To further investigate the potential contribution of additional signaling pathways in feline OSCC, we assessed levels of pAKT/total AKT in the SCCF2 line. The PI3K/AKT/mTOR pathway regulates a diverse set of oncogenic processes including cellular survival, metastasis, angiogenesis and glucose metabolism. This pathway is of particular interest in HNSCC as it is frequently mutated in primary HNSCC tumors [61] and may represent a mechanism of resistance to anti-EGFR therapy [62]. Furthermore, studies on the involution of mammary gland epithelial cells have demonstrated a role for STAT3 in downregulation of PI3K-AKT signaling via STAT3 mediated expression of PI3K regulatory subunits [63]. We observed no upregulation of pAKT following LLL12 treatment, suggesting that STAT3 does not negatively regulate this pathway in feline OSCC and that enhanced AKT activation is not responsible for the observed increase in HIF-1α.
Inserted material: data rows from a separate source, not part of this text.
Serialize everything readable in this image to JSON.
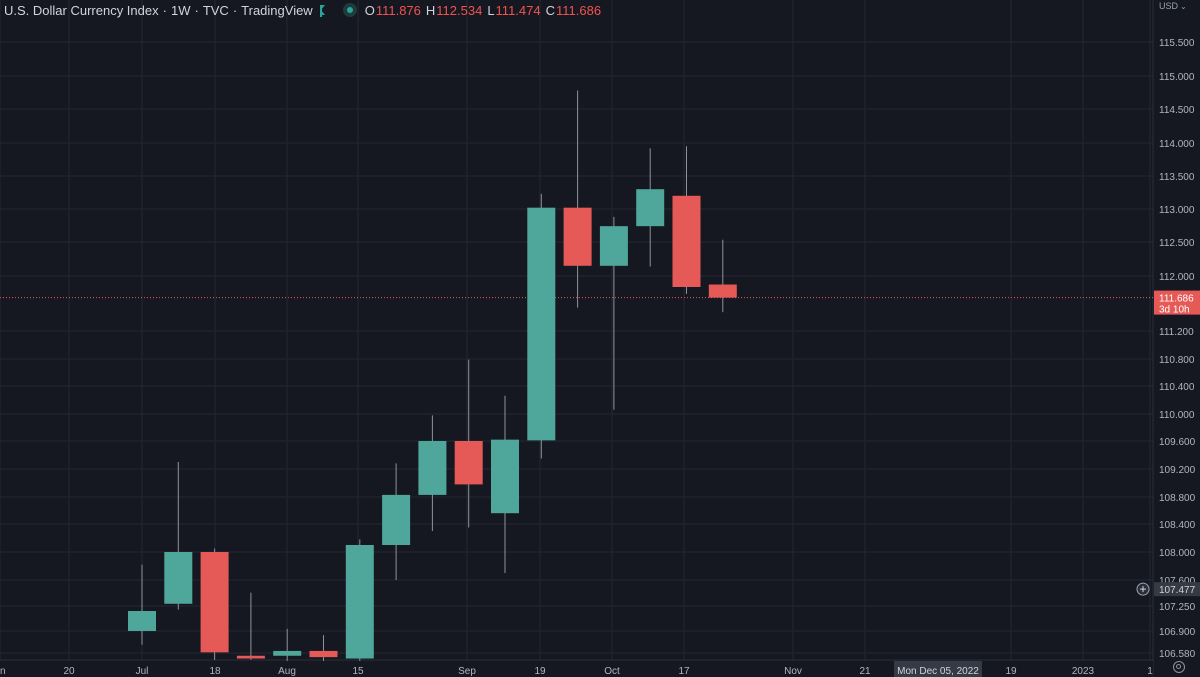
{
  "header": {
    "symbol": "U.S. Dollar Currency Index",
    "interval": "1W",
    "exchange": "TVC",
    "source": "TradingView",
    "open_label": "O",
    "open": "111.876",
    "high_label": "H",
    "high": "112.534",
    "low_label": "L",
    "low": "111.474",
    "close_label": "C",
    "close": "111.686"
  },
  "currency": "USD",
  "colors": {
    "up": "#4fa79b",
    "down": "#e55a56",
    "background": "#161821",
    "grid": "#242733"
  },
  "chart_data": {
    "type": "candlestick",
    "y_axis_labels": [
      "115.500",
      "115.000",
      "114.500",
      "114.000",
      "113.500",
      "113.000",
      "112.500",
      "112.000",
      "111.200",
      "110.800",
      "110.400",
      "110.000",
      "109.600",
      "109.200",
      "108.800",
      "108.400",
      "108.000",
      "107.600",
      "107.250",
      "106.900",
      "106.580"
    ],
    "x_axis_labels": [
      "n",
      "20",
      "Jul",
      "18",
      "Aug",
      "15",
      "Sep",
      "19",
      "Oct",
      "17",
      "Nov",
      "21",
      "19",
      "2023",
      "1"
    ],
    "crosshair_date": "Mon Dec 05, 2022",
    "last_price": "111.686",
    "countdown": "3d 10h",
    "crosshair_price": "107.477",
    "candles": [
      {
        "week": "Jul 4",
        "open": 106.9,
        "high": 107.82,
        "low": 106.7,
        "close": 107.18
      },
      {
        "week": "Jul 11",
        "open": 107.28,
        "high": 109.3,
        "low": 107.2,
        "close": 108.0
      },
      {
        "week": "Jul 18",
        "open": 108.0,
        "high": 108.05,
        "low": 106.48,
        "close": 106.59
      },
      {
        "week": "Jul 25",
        "open": 106.54,
        "high": 107.43,
        "low": 106.48,
        "close": 106.5
      },
      {
        "week": "Aug 1",
        "open": 106.54,
        "high": 106.93,
        "low": 106.4,
        "close": 106.61
      },
      {
        "week": "Aug 8",
        "open": 106.61,
        "high": 106.84,
        "low": 106.4,
        "close": 106.52
      },
      {
        "week": "Aug 15",
        "open": 106.5,
        "high": 108.18,
        "low": 106.4,
        "close": 108.1
      },
      {
        "week": "Aug 22",
        "open": 108.1,
        "high": 109.28,
        "low": 107.6,
        "close": 108.83
      },
      {
        "week": "Aug 29",
        "open": 108.83,
        "high": 109.98,
        "low": 108.3,
        "close": 109.6
      },
      {
        "week": "Sep 5",
        "open": 109.6,
        "high": 110.79,
        "low": 108.35,
        "close": 108.98
      },
      {
        "week": "Sep 12",
        "open": 108.56,
        "high": 110.26,
        "low": 107.7,
        "close": 109.62
      },
      {
        "week": "Sep 19",
        "open": 109.61,
        "high": 113.23,
        "low": 109.35,
        "close": 113.02
      },
      {
        "week": "Sep 26",
        "open": 113.02,
        "high": 114.78,
        "low": 111.54,
        "close": 112.15
      },
      {
        "week": "Oct 3",
        "open": 112.15,
        "high": 112.88,
        "low": 110.06,
        "close": 112.74
      },
      {
        "week": "Oct 10",
        "open": 112.74,
        "high": 113.92,
        "low": 112.14,
        "close": 113.3
      },
      {
        "week": "Oct 17",
        "open": 113.2,
        "high": 113.95,
        "low": 111.74,
        "close": 111.84
      },
      {
        "week": "Oct 24",
        "open": 111.876,
        "high": 112.534,
        "low": 111.474,
        "close": 111.686
      }
    ]
  }
}
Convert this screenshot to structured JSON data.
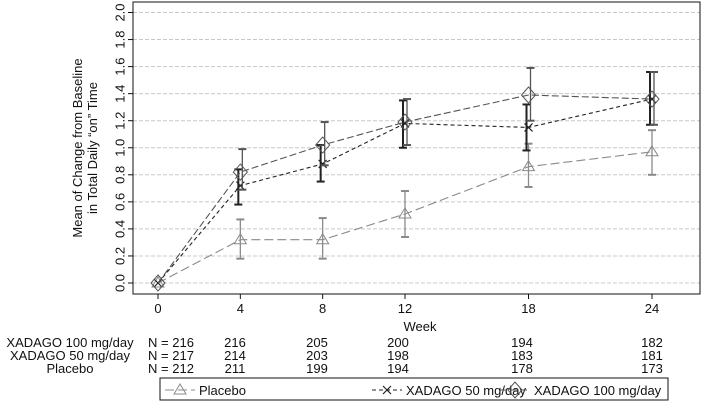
{
  "chart_data": {
    "type": "line",
    "title": "",
    "xlabel": "Week",
    "ylabel_lines": [
      "Mean of Change from Baseline",
      "in Total Daily “on” Time"
    ],
    "x": [
      0,
      4,
      8,
      12,
      18,
      24
    ],
    "x_ticks": [
      "0",
      "4",
      "8",
      "12",
      "18",
      "24"
    ],
    "y_ticks": [
      "0.0",
      "0.2",
      "0.4",
      "0.6",
      "0.8",
      "1.0",
      "1.2",
      "1.4",
      "1.6",
      "1.8",
      "2.0"
    ],
    "ylim": [
      0,
      2.0
    ],
    "grid": true,
    "series": [
      {
        "name": "Placebo",
        "marker": "triangle",
        "color": "#8a8a8a",
        "values": [
          0,
          0.32,
          0.32,
          0.51,
          0.86,
          0.97
        ],
        "lower": [
          null,
          0.18,
          0.18,
          0.34,
          0.71,
          0.8
        ],
        "upper": [
          null,
          0.47,
          0.48,
          0.68,
          1.03,
          1.13
        ]
      },
      {
        "name": "XADAGO 50 mg/day",
        "marker": "x",
        "color": "#222222",
        "values": [
          0,
          0.72,
          0.88,
          1.18,
          1.15,
          1.36
        ],
        "lower": [
          null,
          0.58,
          0.75,
          1.0,
          0.98,
          1.17
        ],
        "upper": [
          null,
          0.84,
          1.02,
          1.35,
          1.32,
          1.56
        ]
      },
      {
        "name": "XADAGO 100 mg/day",
        "marker": "diamond",
        "color": "#555555",
        "values": [
          0,
          0.82,
          1.02,
          1.19,
          1.39,
          1.36
        ],
        "lower": [
          null,
          0.69,
          0.87,
          1.02,
          1.2,
          1.17
        ],
        "upper": [
          null,
          0.99,
          1.19,
          1.36,
          1.59,
          1.56
        ]
      }
    ],
    "legend": {
      "position": "bottom",
      "entries": [
        "Placebo",
        "XADAGO 50 mg/day",
        "XADAGO 100 mg/day"
      ]
    },
    "n_table": [
      {
        "label": "XADAGO 100 mg/day",
        "values": [
          "N = 216",
          "216",
          "205",
          "200",
          "194",
          "182"
        ]
      },
      {
        "label": "XADAGO 50 mg/day",
        "values": [
          "N = 217",
          "214",
          "203",
          "198",
          "183",
          "181"
        ]
      },
      {
        "label": "Placebo",
        "values": [
          "N = 212",
          "211",
          "199",
          "194",
          "178",
          "173"
        ]
      }
    ]
  }
}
Signaling pathway cross-talk and redundancy may also help explain our unexpected results regarding VEGF, MCL-1 and HIF-1α expression. For example, studies have demonstrated that STAT3 regulates HIF-1α expression through multiple mechanisms including direct activation of gene transcription and promotion of protein stabilization [6466]. In contrast, another study showed that HIF-1α, in cooperation with heat shock protein 90, regulates STAT3 activation and expression in colorectal cancer cells [67]. These findings underscore the complexity of STAT3 signaling pathways. Finally, cellular context may also influence the nature of STAT3 signaling. In contrast to its generally accepted role as an oncogene, a growing number of recent studies have demonstrated a growth suppressive function of pSTAT3 due to its activation of genes that inhibit tumorigenesis, including p21 and members of the FOX family of transcription factors [68]. This is further supported by work in tumor cell lines showing that STAT3 is a negative regulator of tumor growth in certain cancers such as thyroid carcinoma [69]. Although the results of our study are most supportive of growth stimulating role of STAT3 in feline OSCC, the upregulation of STAT3 target genes following LLL12 treatment indicate that STAT3 inhibition may be most effective when used in combination with other therapeutics.

Conclusions

These data demonstrate that LLL12 has biologic activity against a feline OSCC cell line with constitutive STAT3 phosphorylation. In addition, pSTAT3 expression was detected in 48 % of feline OSCC tumor samples, further supporting STAT3 as a potential therapeutic target in this disease. However, LLL12 treatment also resulted in upregulation of several STAT3 transcriptional targets, suggesting that further research into the role of STAT3 in feline OSCC is needed.

Availability of supporting data

All supporting data are included as additional files.